RDC/ ÉDITORIAL : L’autobut de l’opposition ?
Point de vue de la rédaction de Mashariki RDC
En politique comme au football, certaines erreurs coûtent cher. Très cher. Et lorsqu’une équipe marque contre son propre camp, les conséquences peuvent être irréversibles. C’est l’impression que laisse aujourd’hui une partie de l’opposition congolaise après le report de son action de saisine de la justice visant à obtenir la mise en accusation du président Félix Tshisekedi pour haute trahison.

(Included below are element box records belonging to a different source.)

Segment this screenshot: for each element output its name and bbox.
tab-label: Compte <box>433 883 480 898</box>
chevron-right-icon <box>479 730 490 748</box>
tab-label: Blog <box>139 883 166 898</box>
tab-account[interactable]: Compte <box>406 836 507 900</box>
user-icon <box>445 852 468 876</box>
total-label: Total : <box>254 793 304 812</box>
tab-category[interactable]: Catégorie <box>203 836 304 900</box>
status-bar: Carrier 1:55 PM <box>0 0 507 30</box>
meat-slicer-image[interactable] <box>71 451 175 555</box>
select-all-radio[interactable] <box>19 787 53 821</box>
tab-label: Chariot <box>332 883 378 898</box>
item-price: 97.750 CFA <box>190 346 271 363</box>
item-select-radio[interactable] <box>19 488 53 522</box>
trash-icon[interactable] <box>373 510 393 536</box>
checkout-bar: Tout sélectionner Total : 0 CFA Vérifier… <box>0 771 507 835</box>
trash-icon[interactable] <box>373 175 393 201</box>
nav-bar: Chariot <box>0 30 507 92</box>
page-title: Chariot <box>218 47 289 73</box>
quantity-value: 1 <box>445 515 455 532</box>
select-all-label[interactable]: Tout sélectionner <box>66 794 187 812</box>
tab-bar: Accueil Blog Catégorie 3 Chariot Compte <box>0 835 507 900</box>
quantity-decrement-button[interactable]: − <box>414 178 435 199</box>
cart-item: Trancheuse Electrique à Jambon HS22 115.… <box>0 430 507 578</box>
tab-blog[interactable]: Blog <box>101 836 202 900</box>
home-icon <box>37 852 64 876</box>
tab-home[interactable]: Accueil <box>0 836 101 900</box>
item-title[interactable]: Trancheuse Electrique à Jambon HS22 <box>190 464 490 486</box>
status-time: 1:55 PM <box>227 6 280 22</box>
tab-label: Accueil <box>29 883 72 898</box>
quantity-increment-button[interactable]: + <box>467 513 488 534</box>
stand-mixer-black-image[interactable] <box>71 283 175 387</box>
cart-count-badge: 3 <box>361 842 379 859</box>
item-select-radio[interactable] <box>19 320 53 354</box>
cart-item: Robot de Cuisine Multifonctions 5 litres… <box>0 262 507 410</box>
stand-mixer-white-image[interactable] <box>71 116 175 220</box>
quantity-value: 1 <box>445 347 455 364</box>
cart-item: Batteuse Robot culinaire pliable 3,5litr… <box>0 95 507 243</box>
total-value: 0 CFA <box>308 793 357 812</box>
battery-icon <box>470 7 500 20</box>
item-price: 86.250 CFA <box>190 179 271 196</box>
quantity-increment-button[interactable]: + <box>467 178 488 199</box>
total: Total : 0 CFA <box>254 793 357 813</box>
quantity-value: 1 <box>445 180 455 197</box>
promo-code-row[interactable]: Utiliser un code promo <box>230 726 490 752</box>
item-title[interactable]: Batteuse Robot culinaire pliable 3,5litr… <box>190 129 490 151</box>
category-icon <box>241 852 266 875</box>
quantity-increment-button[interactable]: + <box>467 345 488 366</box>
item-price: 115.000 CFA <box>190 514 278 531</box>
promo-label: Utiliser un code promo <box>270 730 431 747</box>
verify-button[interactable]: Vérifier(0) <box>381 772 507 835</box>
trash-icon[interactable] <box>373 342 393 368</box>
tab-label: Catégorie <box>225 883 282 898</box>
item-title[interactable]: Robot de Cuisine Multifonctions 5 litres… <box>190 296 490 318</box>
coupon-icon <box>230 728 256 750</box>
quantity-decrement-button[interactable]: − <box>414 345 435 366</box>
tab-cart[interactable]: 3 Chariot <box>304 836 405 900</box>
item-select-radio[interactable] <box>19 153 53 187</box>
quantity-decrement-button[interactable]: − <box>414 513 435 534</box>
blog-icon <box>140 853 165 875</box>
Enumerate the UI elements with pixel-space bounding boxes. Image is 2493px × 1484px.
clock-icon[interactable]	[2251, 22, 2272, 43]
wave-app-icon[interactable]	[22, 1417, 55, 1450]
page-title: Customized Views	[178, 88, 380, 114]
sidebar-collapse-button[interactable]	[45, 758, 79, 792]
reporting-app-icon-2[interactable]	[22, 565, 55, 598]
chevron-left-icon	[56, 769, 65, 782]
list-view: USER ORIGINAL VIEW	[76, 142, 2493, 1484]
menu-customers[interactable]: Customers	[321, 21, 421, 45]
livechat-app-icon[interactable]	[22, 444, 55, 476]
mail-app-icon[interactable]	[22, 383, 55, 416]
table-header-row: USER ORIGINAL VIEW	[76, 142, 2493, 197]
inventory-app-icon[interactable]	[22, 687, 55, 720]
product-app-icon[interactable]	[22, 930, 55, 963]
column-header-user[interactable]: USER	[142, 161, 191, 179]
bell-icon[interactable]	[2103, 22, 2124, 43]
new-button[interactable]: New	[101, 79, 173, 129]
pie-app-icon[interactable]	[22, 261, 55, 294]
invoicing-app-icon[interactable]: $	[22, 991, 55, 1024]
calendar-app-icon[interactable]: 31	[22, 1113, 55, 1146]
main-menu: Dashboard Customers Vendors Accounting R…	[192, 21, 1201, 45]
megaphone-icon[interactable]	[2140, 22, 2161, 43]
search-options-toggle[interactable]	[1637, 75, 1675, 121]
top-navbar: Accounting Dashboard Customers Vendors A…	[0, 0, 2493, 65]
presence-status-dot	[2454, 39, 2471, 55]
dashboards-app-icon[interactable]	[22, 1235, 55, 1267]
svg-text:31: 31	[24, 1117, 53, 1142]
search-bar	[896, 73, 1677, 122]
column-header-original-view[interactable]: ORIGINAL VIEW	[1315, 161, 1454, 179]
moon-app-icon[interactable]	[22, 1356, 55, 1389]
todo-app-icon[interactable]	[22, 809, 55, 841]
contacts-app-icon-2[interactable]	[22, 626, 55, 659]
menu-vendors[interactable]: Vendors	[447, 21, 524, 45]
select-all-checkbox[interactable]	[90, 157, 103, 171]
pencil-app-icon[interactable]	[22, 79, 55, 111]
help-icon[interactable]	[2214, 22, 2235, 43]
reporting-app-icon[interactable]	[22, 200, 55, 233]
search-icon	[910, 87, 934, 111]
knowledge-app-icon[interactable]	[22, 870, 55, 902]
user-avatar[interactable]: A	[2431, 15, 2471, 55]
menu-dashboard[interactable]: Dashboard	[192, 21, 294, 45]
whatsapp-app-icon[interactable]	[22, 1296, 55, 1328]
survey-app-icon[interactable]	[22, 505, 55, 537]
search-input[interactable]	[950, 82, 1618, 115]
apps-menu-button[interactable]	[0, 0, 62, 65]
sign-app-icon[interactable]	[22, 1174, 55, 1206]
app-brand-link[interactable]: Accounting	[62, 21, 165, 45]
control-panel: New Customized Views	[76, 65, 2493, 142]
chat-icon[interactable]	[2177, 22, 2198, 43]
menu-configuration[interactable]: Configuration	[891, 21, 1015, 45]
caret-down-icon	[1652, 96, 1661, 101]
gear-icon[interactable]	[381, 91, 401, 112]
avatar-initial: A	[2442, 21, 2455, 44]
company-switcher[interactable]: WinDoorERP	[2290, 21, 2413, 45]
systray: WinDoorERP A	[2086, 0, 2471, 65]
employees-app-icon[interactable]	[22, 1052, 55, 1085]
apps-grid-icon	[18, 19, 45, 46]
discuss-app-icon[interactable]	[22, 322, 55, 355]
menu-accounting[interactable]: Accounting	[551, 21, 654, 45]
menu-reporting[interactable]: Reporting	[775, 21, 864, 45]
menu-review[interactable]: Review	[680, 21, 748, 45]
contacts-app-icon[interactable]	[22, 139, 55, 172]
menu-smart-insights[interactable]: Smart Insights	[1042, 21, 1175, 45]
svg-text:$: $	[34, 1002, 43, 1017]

Alors que cette initiative était présentée comme un moment fort de pression politique sur le pouvoir, son report à une date ultérieure a eu pour effet immédiat de démobiliser l’attention populaire et de réduire la tension politique. Dans le même temps, l’Assemblée nationale a adopté, sans véritable contestation dans la rue ni mobilisation d’envergure, la loi portant organisation du référendum.
Le contraste est frappant. D’un côté, une opposition qui reporte une action annoncée avec force communication. De l’autre, une majorité qui avance méthodiquement son agenda politique. Résultat : le pouvoir gagne du terrain pendant que ses adversaires semblent hésiter sur la stratégie à suivre.
Cette situation soulève de nombreuses interrogations. Comment expliquer qu’une activité destinée à accroître la pression sur les institutions soit suspendue au moment même où se joue une bataille politique majeure ? Comment comprendre qu’au lieu d’occuper l’espace politique, certains leaders de l’opposition aient choisi le silence au moment où la majorité parlementaire passait à la vitesse supérieure ?
L’histoire politique congolaise rappelle pourtant que la pression populaire a souvent influencé le cours des événements. Les manifestations de janvier 2015 restent dans les mémoires comme un exemple de mobilisation ayant contribué à bloquer un projet de loi électorale controversé. À l’époque, la contestation populaire avait créé un rapport de force que les institutions ne pouvaient ignorer.
Aujourd’hui, le contexte est différent, mais la question demeure : l’opposition est-elle encore capable de construire un rapport de force cohérent et efficace ? Ou assiste-t-on à une succession d’initiatives mal coordonnées qui finissent par servir, involontairement, les intérêts du pouvoir qu’elles prétendent combattre ?
Les noms de Delly Sesanga, Jean-Marc Kabund, Prince Epenge, Devos Kitoko, Mike Mukebayi, Franklin Tshiamala ou encore Jean-Claude Katende sont régulièrement associés aux actions de contestation du régime. Mais les résultats obtenus jusqu’à présent interrogent une partie de l’opinion publique sur la cohérence de la stratégie poursuivie.
Une opposition forte n’est pas seulement celle qui critique. C’est celle qui choisit le bon moment, les bons moyens et les bonnes priorités pour influencer le cours des événements. À défaut, elle risque de transformer ses offensives en occasions manquées.
Et lorsque les occasions manquées se multiplient, la question finit inévitablement par se poser : s’agit-il d’erreurs stratégiques, d’un manque de coordination ou d’une incapacité à s’adapter aux réalités du combat politique actuel ?
Le débat est ouvert. Mais une chose est certaine : dans la bataille autour des réformes institutionnelles, l’opposition ne peut plus se permettre de marquer contre son propre camp.